I’m unsure why this had to be turned into an issue at this late stage of the game, but the White House recently announced that we will not be endorsing the long-delayed outcome of the highly controversial election in Afghanistan that returned Ashraf Ghani back to power for another term. We’re demanding a review of the results and more clarity on possible irregularities in the voting process. And all of this is being done just as we’re cruising through our “reduction in violence” window and heading for a possible exit from America’s longest war. (Free Beacon)

More than a week after Afghanistan announced the results of a hotly contested election that critics say was marred by corruption, the Trump administration is demanding a review of the outcome in comments likely to complicate the president’s efforts to foster a peace accord with the Taliban.

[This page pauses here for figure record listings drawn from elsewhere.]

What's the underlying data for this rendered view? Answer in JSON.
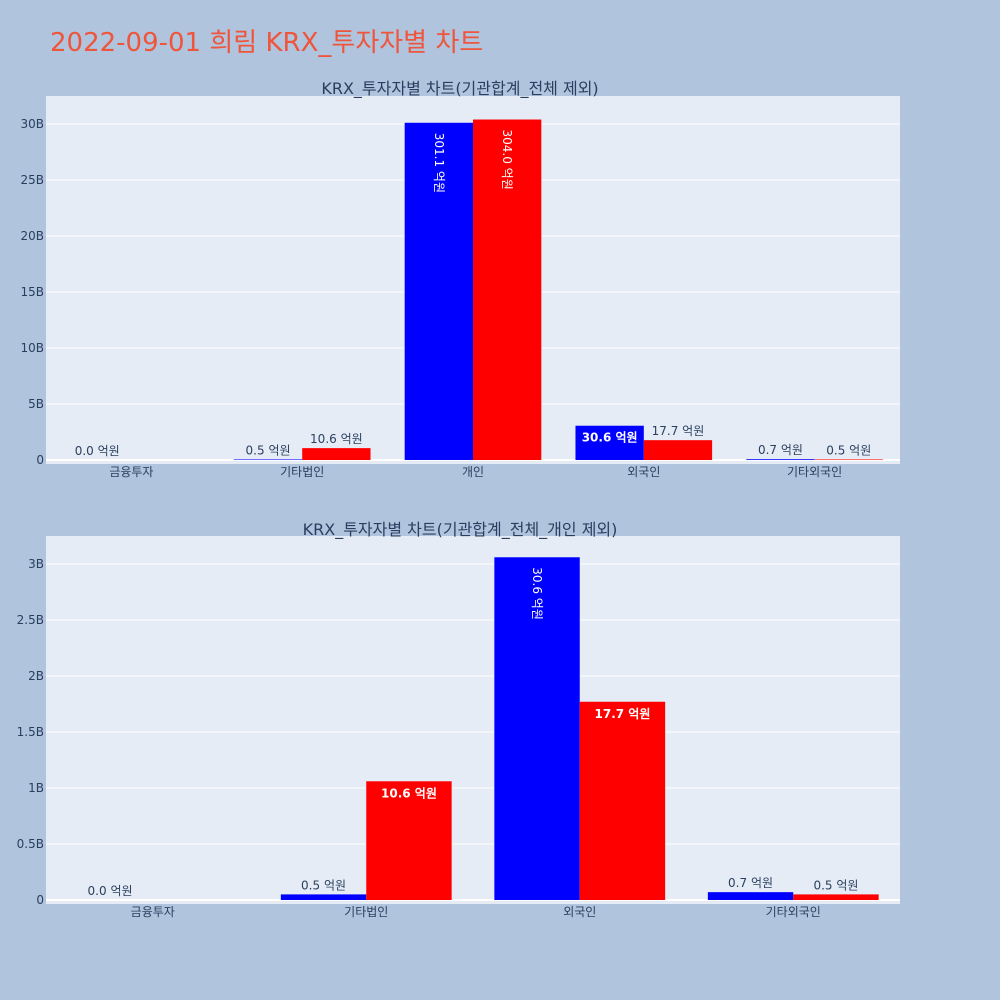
{
  "page_title": "2022-09-01 희림 KRX_투자자별 차트",
  "colors": {
    "series_a": "#0000ff",
    "series_b": "#ff0000",
    "plot_bg": "#e5ecf6",
    "page_bg": "#b0c4de",
    "title": "#ef553b",
    "text": "#2a3f5f"
  },
  "chart_data": [
    {
      "type": "bar",
      "title": "KRX_투자자별 차트(기관합계_전체 제외)",
      "categories": [
        "금융투자",
        "기타법인",
        "개인",
        "외국인",
        "기타외국인"
      ],
      "ylim": [
        0,
        32.5
      ],
      "yticks": [
        0,
        5,
        10,
        15,
        20,
        25,
        30
      ],
      "ytick_labels": [
        "0",
        "5B",
        "10B",
        "15B",
        "20B",
        "25B",
        "30B"
      ],
      "grid": true,
      "series": [
        {
          "color": "#0000ff",
          "values": [
            0.0,
            0.05,
            30.11,
            3.06,
            0.07
          ],
          "labels": [
            "0.0 억원",
            "0.5 억원",
            "301.1 억원",
            "30.6 억원",
            "0.7 억원"
          ]
        },
        {
          "color": "#ff0000",
          "values": [
            0.0,
            1.06,
            30.4,
            1.77,
            0.05
          ],
          "labels": [
            "",
            "10.6 억원",
            "304.0 억원",
            "17.7 억원",
            "0.5 억원"
          ]
        }
      ]
    },
    {
      "type": "bar",
      "title": "KRX_투자자별 차트(기관합계_전체_개인 제외)",
      "categories": [
        "금융투자",
        "기타법인",
        "외국인",
        "기타외국인"
      ],
      "ylim": [
        0,
        3.25
      ],
      "yticks": [
        0,
        0.5,
        1,
        1.5,
        2,
        2.5,
        3
      ],
      "ytick_labels": [
        "0",
        "0.5B",
        "1B",
        "1.5B",
        "2B",
        "2.5B",
        "3B"
      ],
      "grid": true,
      "series": [
        {
          "color": "#0000ff",
          "values": [
            0.0,
            0.05,
            3.06,
            0.07
          ],
          "labels": [
            "0.0 억원",
            "0.5 억원",
            "30.6 억원",
            "0.7 억원"
          ]
        },
        {
          "color": "#ff0000",
          "values": [
            0.0,
            1.06,
            1.77,
            0.05
          ],
          "labels": [
            "",
            "10.6 억원",
            "17.7 억원",
            "0.5 억원"
          ]
        }
      ]
    }
  ]
}
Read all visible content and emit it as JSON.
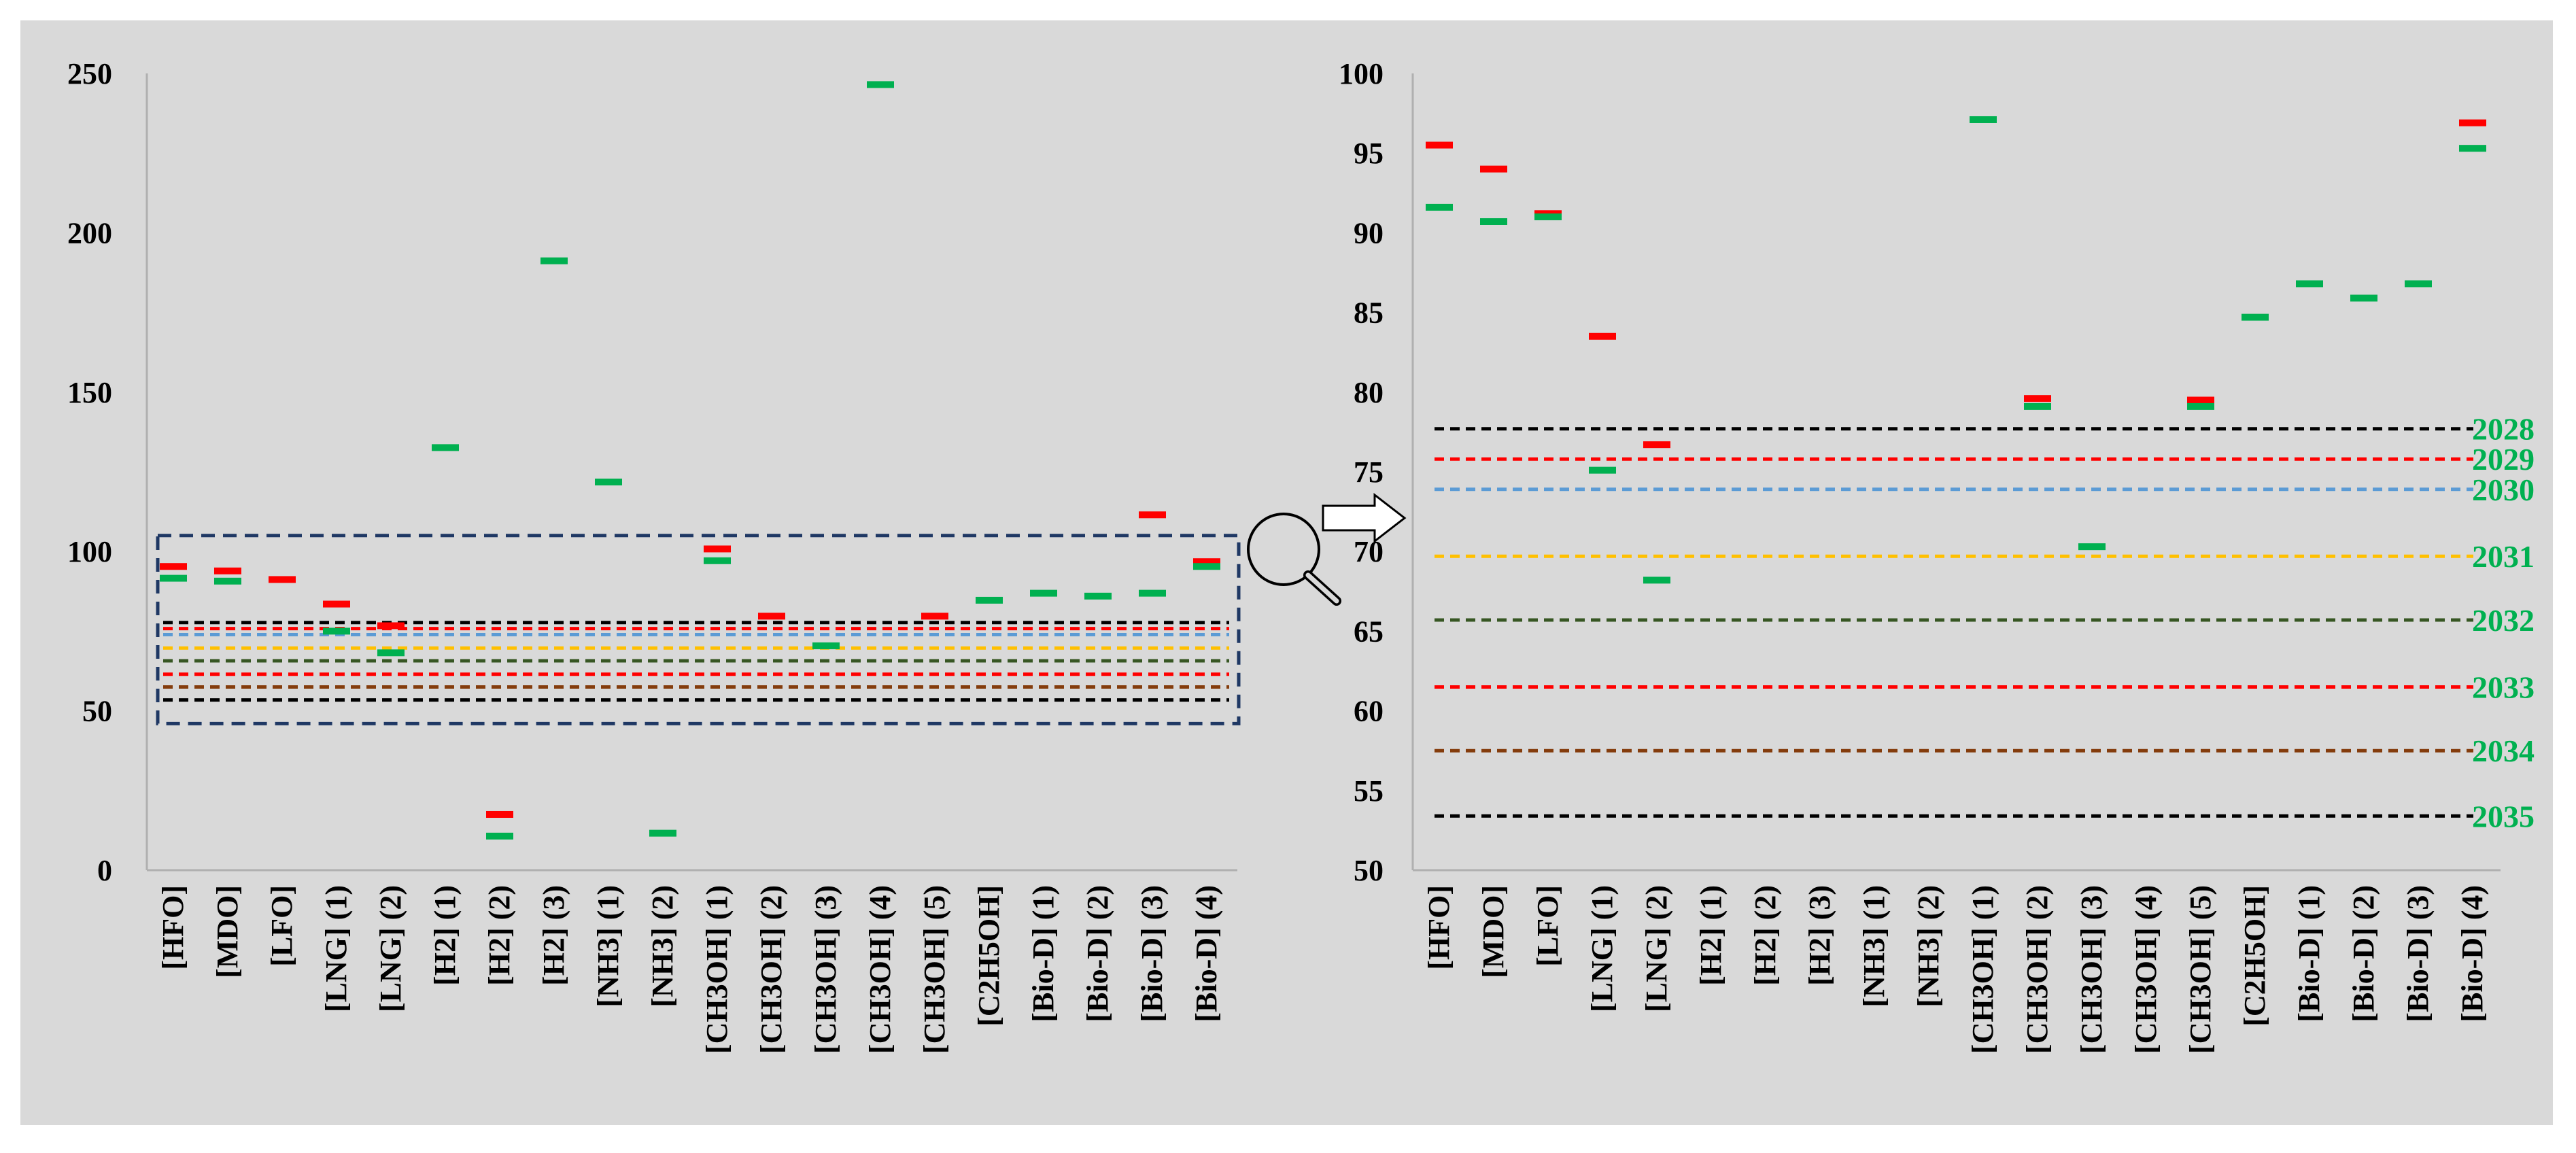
{
  "chart_data": [
    {
      "type": "scatter",
      "title": "",
      "xlabel": "",
      "ylabel": "",
      "ylim": [
        0,
        250
      ],
      "yticks": [
        0,
        50,
        100,
        150,
        200,
        250
      ],
      "categories": [
        "[HFO]",
        "[MDO]",
        "[LFO]",
        "[LNG] (1)",
        "[LNG] (2)",
        "[H2] (1)",
        "[H2] (2)",
        "[H2] (3)",
        "[NH3] (1)",
        "[NH3] (2)",
        "[CH3OH] (1)",
        "[CH3OH] (2)",
        "[CH3OH] (3)",
        "[CH3OH] (4)",
        "[CH3OH] (5)",
        "[C2H5OH]",
        "[Bio-D] (1)",
        "[Bio-D] (2)",
        "[Bio-D] (3)",
        "[Bio-D] (4)"
      ],
      "series": [
        {
          "color": "#ff0000",
          "values": [
            95.3,
            93.9,
            91.2,
            83.5,
            76.7,
            null,
            17.5,
            null,
            null,
            null,
            100.8,
            79.7,
            null,
            null,
            79.7,
            null,
            null,
            null,
            111.5,
            96.8
          ]
        },
        {
          "color": "#00b050",
          "values": [
            91.6,
            90.7,
            null,
            75.0,
            68.2,
            132.6,
            10.7,
            191.2,
            121.8,
            11.6,
            97.1,
            null,
            70.4,
            246.5,
            null,
            84.7,
            86.9,
            86.0,
            86.9,
            95.3
          ]
        }
      ],
      "reference_lines": [
        {
          "value": 77.7,
          "color": "#000000"
        },
        {
          "value": 75.8,
          "color": "#ff0000"
        },
        {
          "value": 73.9,
          "color": "#5b9bd5"
        },
        {
          "value": 69.7,
          "color": "#ffc000"
        },
        {
          "value": 65.7,
          "color": "#375623"
        },
        {
          "value": 61.5,
          "color": "#ff0000"
        },
        {
          "value": 57.5,
          "color": "#843c0c"
        },
        {
          "value": 53.4,
          "color": "#000000"
        }
      ],
      "zoom_box": {
        "ymin": 46,
        "ymax": 105
      }
    },
    {
      "type": "scatter",
      "title": "",
      "xlabel": "",
      "ylabel": "",
      "ylim": [
        50,
        100
      ],
      "yticks": [
        50,
        55,
        60,
        65,
        70,
        75,
        80,
        85,
        90,
        95,
        100
      ],
      "categories": [
        "[HFO]",
        "[MDO]",
        "[LFO]",
        "[LNG] (1)",
        "[LNG] (2)",
        "[H2] (1)",
        "[H2] (2)",
        "[H2] (3)",
        "[NH3] (1)",
        "[NH3] (2)",
        "[CH3OH] (1)",
        "[CH3OH] (2)",
        "[CH3OH] (3)",
        "[CH3OH] (4)",
        "[CH3OH] (5)",
        "[C2H5OH]",
        "[Bio-D] (1)",
        "[Bio-D] (2)",
        "[Bio-D] (3)",
        "[Bio-D] (4)"
      ],
      "series": [
        {
          "color": "#ff0000",
          "values": [
            95.5,
            94.0,
            91.2,
            83.5,
            76.7,
            null,
            null,
            null,
            null,
            null,
            null,
            79.6,
            null,
            null,
            79.5,
            null,
            null,
            null,
            null,
            96.9
          ]
        },
        {
          "color": "#00b050",
          "values": [
            91.6,
            90.7,
            91.0,
            75.1,
            68.2,
            null,
            null,
            null,
            null,
            null,
            97.1,
            79.1,
            70.3,
            null,
            79.1,
            84.7,
            86.8,
            85.9,
            86.8,
            95.3
          ]
        }
      ],
      "reference_lines": [
        {
          "label": "2028",
          "value": 77.7,
          "color": "#000000"
        },
        {
          "label": "2029",
          "value": 75.8,
          "color": "#ff0000"
        },
        {
          "label": "2030",
          "value": 73.9,
          "color": "#5b9bd5"
        },
        {
          "label": "2031",
          "value": 69.7,
          "color": "#ffc000"
        },
        {
          "label": "2032",
          "value": 65.7,
          "color": "#375623"
        },
        {
          "label": "2033",
          "value": 61.5,
          "color": "#ff0000"
        },
        {
          "label": "2034",
          "value": 57.5,
          "color": "#843c0c"
        },
        {
          "label": "2035",
          "value": 53.4,
          "color": "#000000"
        }
      ]
    }
  ],
  "icons": {
    "zoom": "magnifier-icon",
    "arrow": "right-arrow-icon"
  },
  "colors": {
    "background": "#d9d9d9",
    "axis": "#b0b0b0",
    "zoom_box": "#1f3864"
  }
}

More than five months after Afghans voted, the country’s election commission announced that incumbent president Ashraf Ghani was narrowly reelected with a little more than 50 percent of the vote.

Rival politician Abdullah Abdullah immediately challenged the outcome, describing it as “national treason.”

Our diplomats are urging everyone to remain calm and not focus on “electoral politics” during this sensitive period. But that’s quite the demand to make after we basically endorsed (or at least gave a nod to) the possibility that the election was rigged. That just throws the legitimacy of Ghani’s government further into doubt and adds fuel that the Taliban can use to justify further violence.

More to the point, why are we risking any tenuous and likely temporary progress in the peace talks by taking such an incendiary position? I’m not saying the election wasn’t rigged, mind you. It almost certainly was. If we’ve learned anything over the past almost 20 years it’s that virtually everything in Afghanistan is marred by corruption and any allies we may have there are dubious at best. We still have soldiers in the uniforms of the people we’re supposedly allied with attacking our troops on a regular basis. And bribery and deceit are the hallmarks of their elected officials.

But my point is, why throw more fuel on the fire at this point? I think it’s become obvious by now that we’re going to be leaving, one way or the other. And there’s no way that the Taliban will honor their promises once heavily armed American troops are no longer there to enforce them. Ashraf Ghani’s presidency, along with his entire government, has a shelf life of probably six months after we pull out at the most. Then the Taliban will crush whatever humanitarian and human rights “progress” has been made there and the country will go back to the second century like it always does.

I’m aware of what everyone still says about the Pottery Barn rule when it comes to Afghanistan. We broke it. We bought it, right? But this has gone on long enough. It’s time to give it back, even if we don’t get to ask for a refund. I’m willing to bet that when the world looks back at this particular transitionary period a few decades from now, one rigged election will be the least of the worries for the people of Afghanistan.